The control system automatically starts the vacuum pump to create a vacuum environment based on the set parameters. A typical operation procedure is: load materials → close the vacuum chamber door → turn on the mechanical pump to pump rough vacuum → turn on the diffusion pump to reach the base vacuum. For high-end applications like high-purity optical films, the vacuum level needs to reach 10⁻⁴ Pa or even higher.

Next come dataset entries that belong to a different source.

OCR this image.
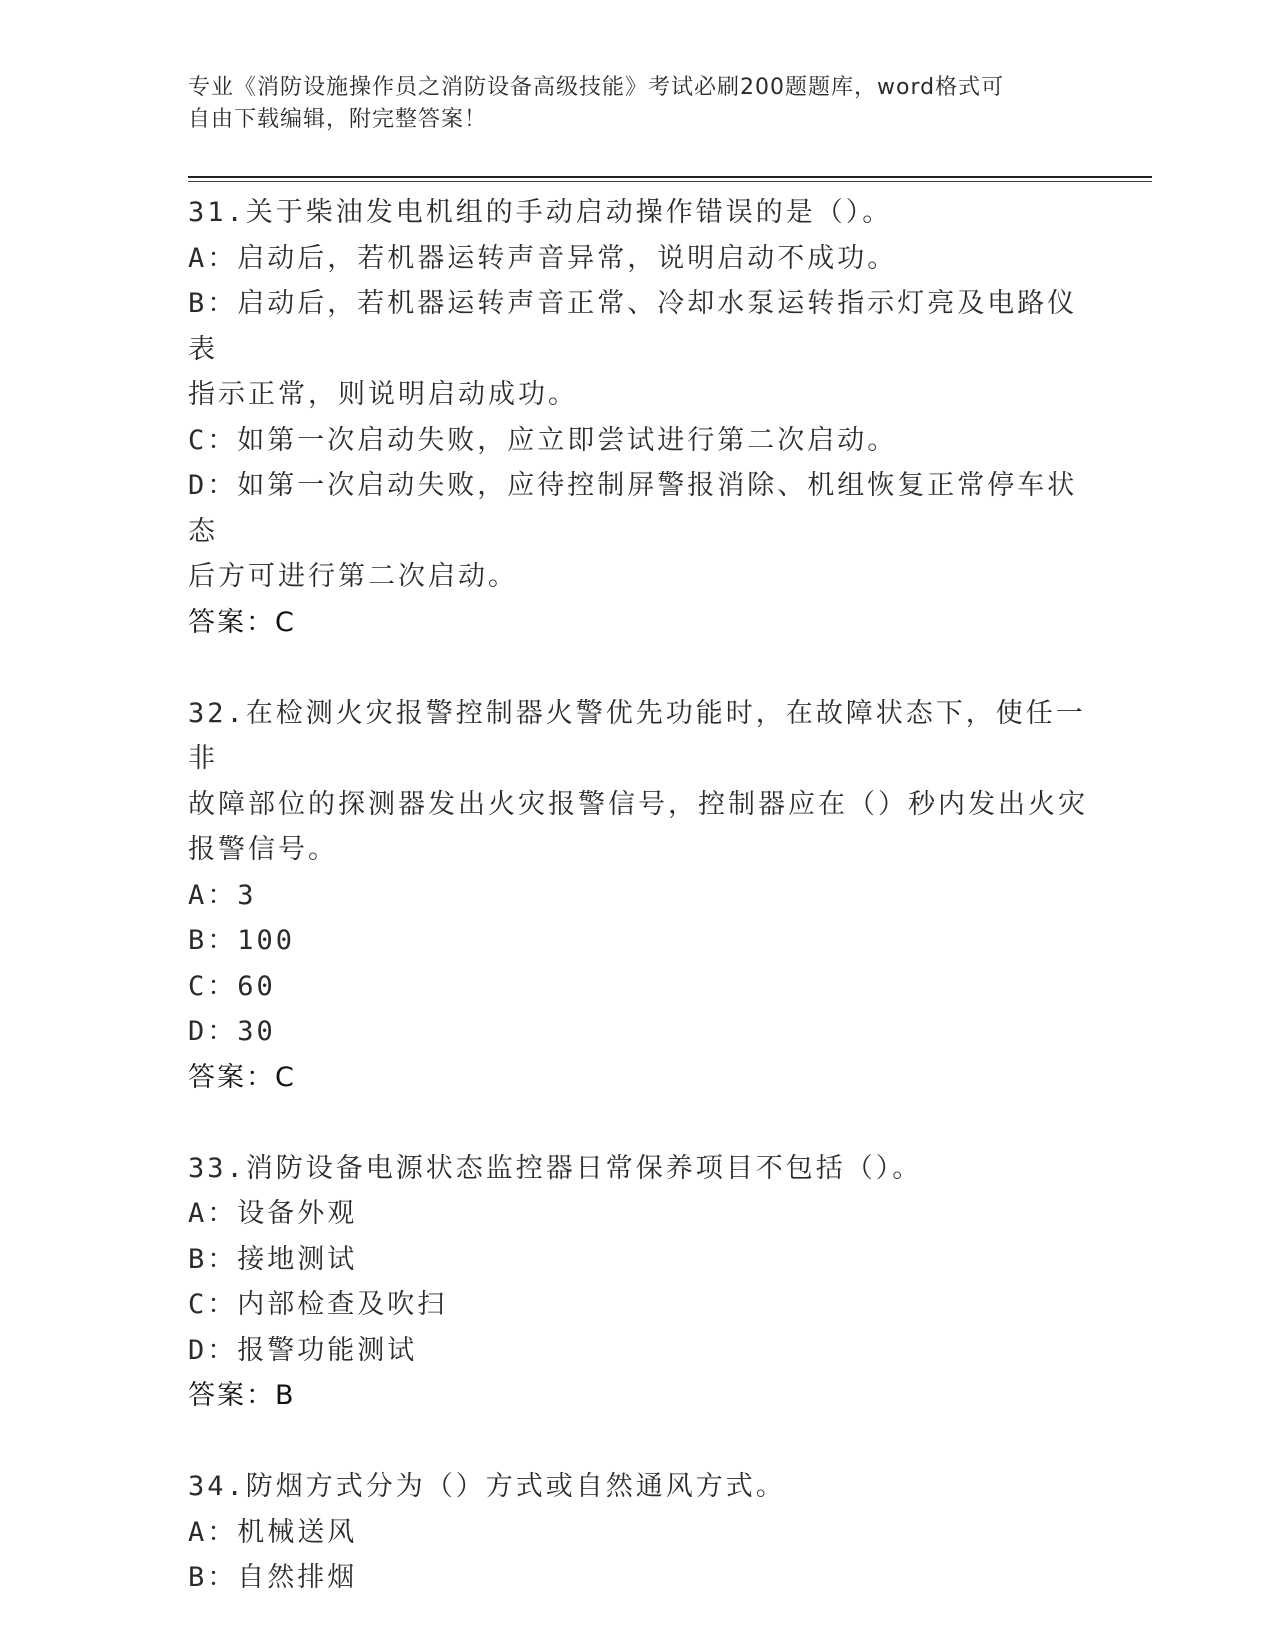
专业《消防设施操作员之消防设备高级技能》考试必刷200题题库，word格式可
自由下载编辑，附完整答案！
31.关于柴油发电机组的手动启动操作错误的是（）。
A：启动后，若机器运转声音异常，说明启动不成功。
B：启动后，若机器运转声音正常、冷却水泵运转指示灯亮及电路仪表
指示正常，则说明启动成功。
C：如第一次启动失败，应立即尝试进行第二次启动。
D：如第一次启动失败，应待控制屏警报消除、机组恢复正常停车状态
后方可进行第二次启动。
答案：C
32.在检测火灾报警控制器火警优先功能时，在故障状态下，使任一非
故障部位的探测器发出火灾报警信号，控制器应在（）秒内发出火灾
报警信号。
A：3
B：100
C：60
D：30
答案：C
33.消防设备电源状态监控器日常保养项目不包括（）。
A：设备外观
B：接地测试
C：内部检查及吹扫
D：报警功能测试
答案：B
34.防烟方式分为（）方式或自然通风方式。
A：机械送风
B：自然排烟
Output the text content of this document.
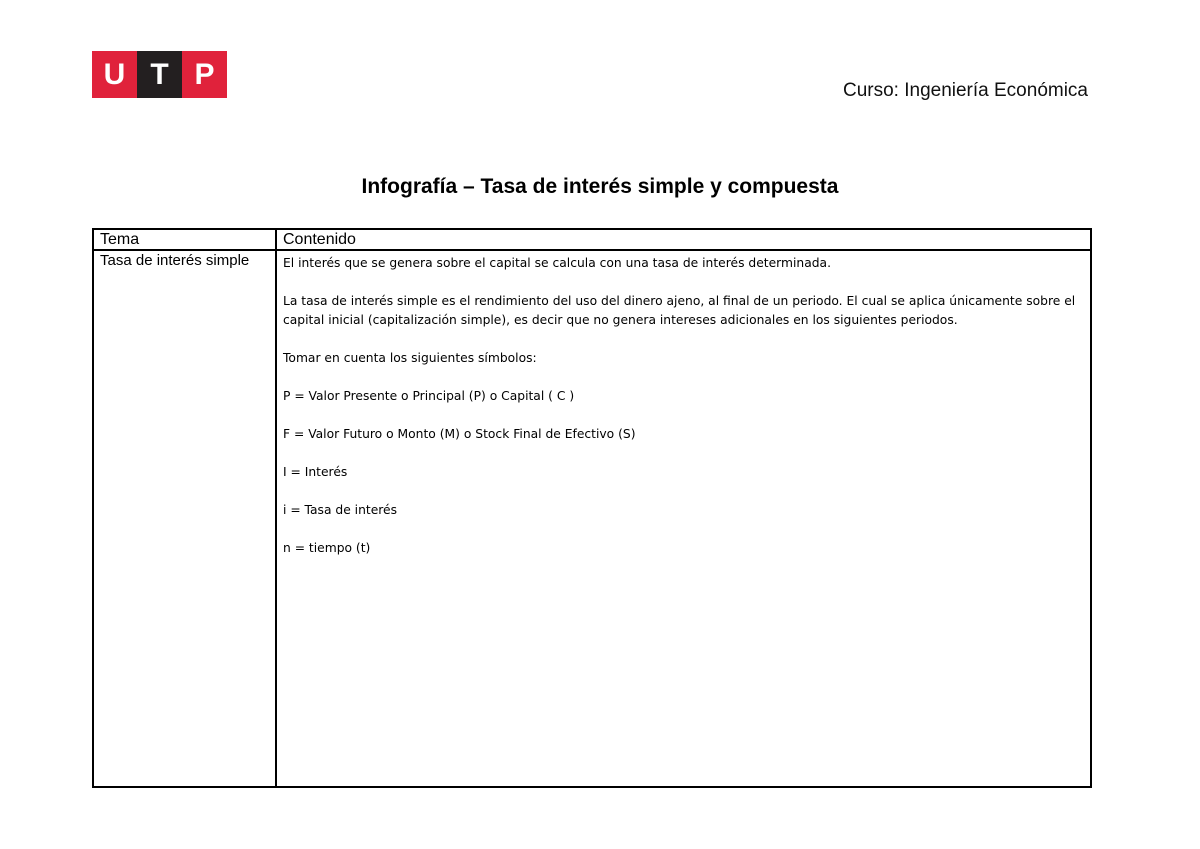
U T P	Curso: Ingeniería Económica
Infografía – Tasa de interés simple y compuesta
Tema	Contenido
Tasa de interés simple	El interés que se genera sobre el capital se calcula con una tasa de interés determinada.

La tasa de interés simple es el rendimiento del uso del dinero ajeno, al final de un periodo. El cual se aplica únicamente sobre el capital inicial (capitalización simple), es decir que no genera intereses adicionales en los siguientes periodos.

Tomar en cuenta los siguientes símbolos:

P = Valor Presente o Principal (P) o Capital ( C )

F = Valor Futuro o Monto (M) o Stock Final de Efectivo (S)

I = Interés

i = Tasa de interés

n = tiempo (t)
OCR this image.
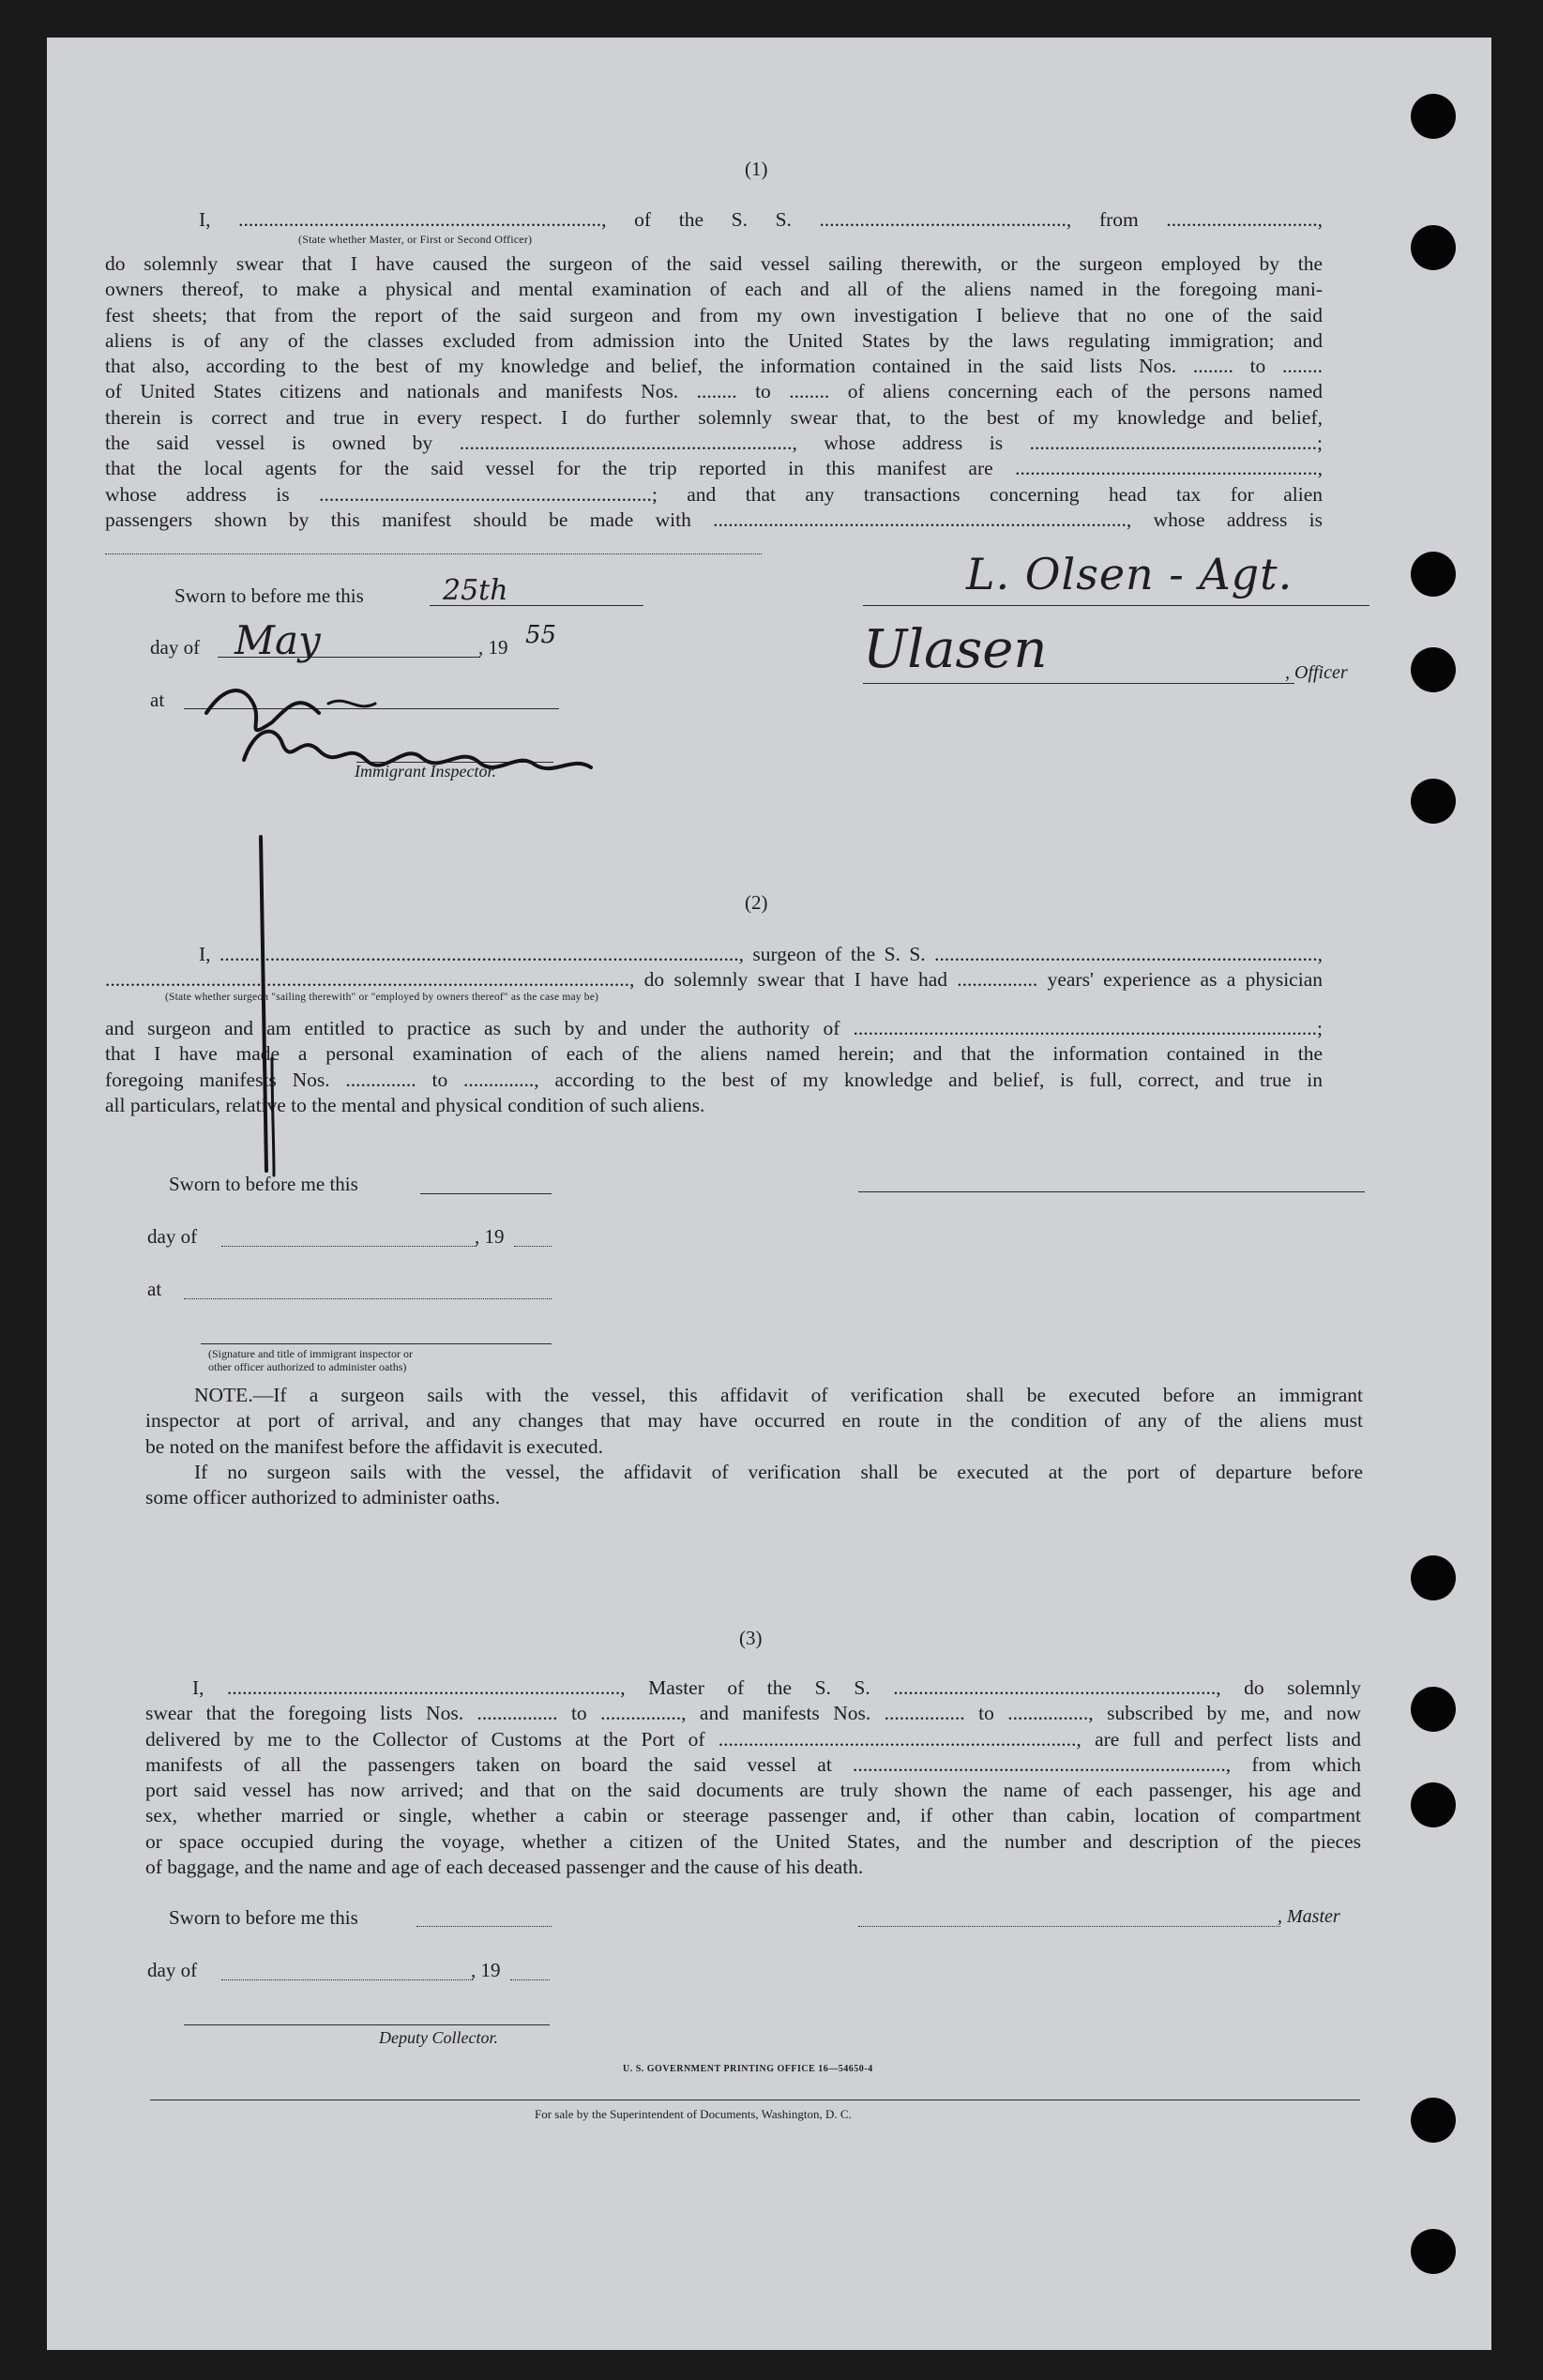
(1)
I, ........................................................................, of the S. S. ................................................., from ..............................,
(State whether Master, or First or Second Officer)
do solemnly swear that I have caused the surgeon of the said vessel sailing therewith, or the surgeon employed by the
owners thereof, to make a physical and mental examination of each and all of the aliens named in the foregoing mani-
fest sheets; that from the report of the said surgeon and from my own investigation I believe that no one of the said
aliens is of any of the classes excluded from admission into the United States by the laws regulating immigration; and
that also, according to the best of my knowledge and belief, the information contained in the said lists Nos. ........ to ........
of United States citizens and nationals and manifests Nos. ........ to ........ of aliens concerning each of the persons named
therein is correct and true in every respect. I do further solemnly swear that, to the best of my knowledge and belief,
the said vessel is owned by .................................................................., whose address is .........................................................;
that the local agents for the said vessel for the trip reported in this manifest are ............................................................,
whose address is ..................................................................; and that any transactions concerning head tax for alien
passengers shown by this manifest should be made with .................................................................................., whose address is
Sworn to before me this	25th
day of May	, 19 55
at
Immigrant Inspector.
, Officer
L. Olsen - Agt.
Ulasen
(2)
I, ......................................................................................................., surgeon of the S. S. ............................................................................,
........................................................................................................, do solemnly swear that I have had ................ years' experience as a physician
(State whether surgeon "sailing therewith" or "employed by owners thereof" as the case may be)
and surgeon and am entitled to practice as such by and under the authority of ............................................................................................;
that I have made a personal examination of each of the aliens named herein; and that the information contained in the
foregoing manifests Nos. .............. to .............., according to the best of my knowledge and belief, is full, correct, and true in
all particulars, relative to the mental and physical condition of such aliens.
Sworn to before me this
day of	, 19
at
(Signature and title of immigrant inspector or
other officer authorized to administer oaths)
NOTE.—If a surgeon sails with the vessel, this affidavit of verification shall be executed before an immigrant
inspector at port of arrival, and any changes that may have occurred en route in the condition of any of the aliens must
be noted on the manifest before the affidavit is executed.
If no surgeon sails with the vessel, the affidavit of verification shall be executed at the port of departure before
some officer authorized to administer oaths.
(3)
I, .............................................................................., Master of the S. S. ................................................................, do solemnly
swear that the foregoing lists Nos. ................ to ................, and manifests Nos. ................ to ................, subscribed by me, and now
delivered by me to the Collector of Customs at the Port of ......................................................................., are full and perfect lists and
manifests of all the passengers taken on board the said vessel at .........................................................................., from which
port said vessel has now arrived; and that on the said documents are truly shown the name of each passenger, his age and
sex, whether married or single, whether a cabin or steerage passenger and, if other than cabin, location of compartment
or space occupied during the voyage, whether a citizen of the United States, and the number and description of the pieces
of baggage, and the name and age of each deceased passenger and the cause of his death.
Sworn to before me this	, Master
day of	, 19
Deputy Collector.
U. S. GOVERNMENT PRINTING OFFICE 16—54650-4
For sale by the Superintendent of Documents, Washington, D. C.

During the coating process, the sensors monitor parameters like vacuum level, film thickness, and winding tension in real time and send the feedback to the control system. The system automatically adjusts the vacuum pump power based on preset algorithms to maintain a stable vacuum, adjusts the sputtering power to control the coating rate, and modifies the winding motor speed and tension controller to ensure smooth substrate operation. The equipment's automated calibration function can periodically run a film thickness calibration program, comparing actual measurements with standard film samples, and automatically correcting parameters like sputtering power to eliminate film thickness errors. If the real-time monitoring system detects any abnormalities, it immediately triggers an alert and automatically pauses the operation.
After the coating is done, the equipment automatically stops the related systems, goes through cooling and venting, and then generates a production data report. This report logs various parameters and quality indicators from the coating process, providing data support for product quality tracking and process optimization.
3. Core tech challenges and operational difficulties
Tension control: Thin films only a few tens of microns thick shuttle at high speeds between rollers. If the tension is too high, the film can stretch, deform, or even break; if it’s too low, it can wrinkle or misalign. Modern equipment uses multiple motors with closed-loop servo control along with high-precision tension sensors to maintain millimeter-level tension balance across unwinding, processing, and rewinding sections.
Heat management: Plasma bombardment generates intense heat, while the PET film can only withstand a little over 100 degrees. The core process area uses a large 'cooling drum,' and the film has to stick closely to the drum's surface for coating. The efficiency of heat transfer directly determines the maximum deposition rate.
Online monitoring: Since continuous production can't be stopped for inspections, we rely on 'unblinking sentinels' like optical transmittance monitors and online square resistance detectors to keep an eye on quality in real time.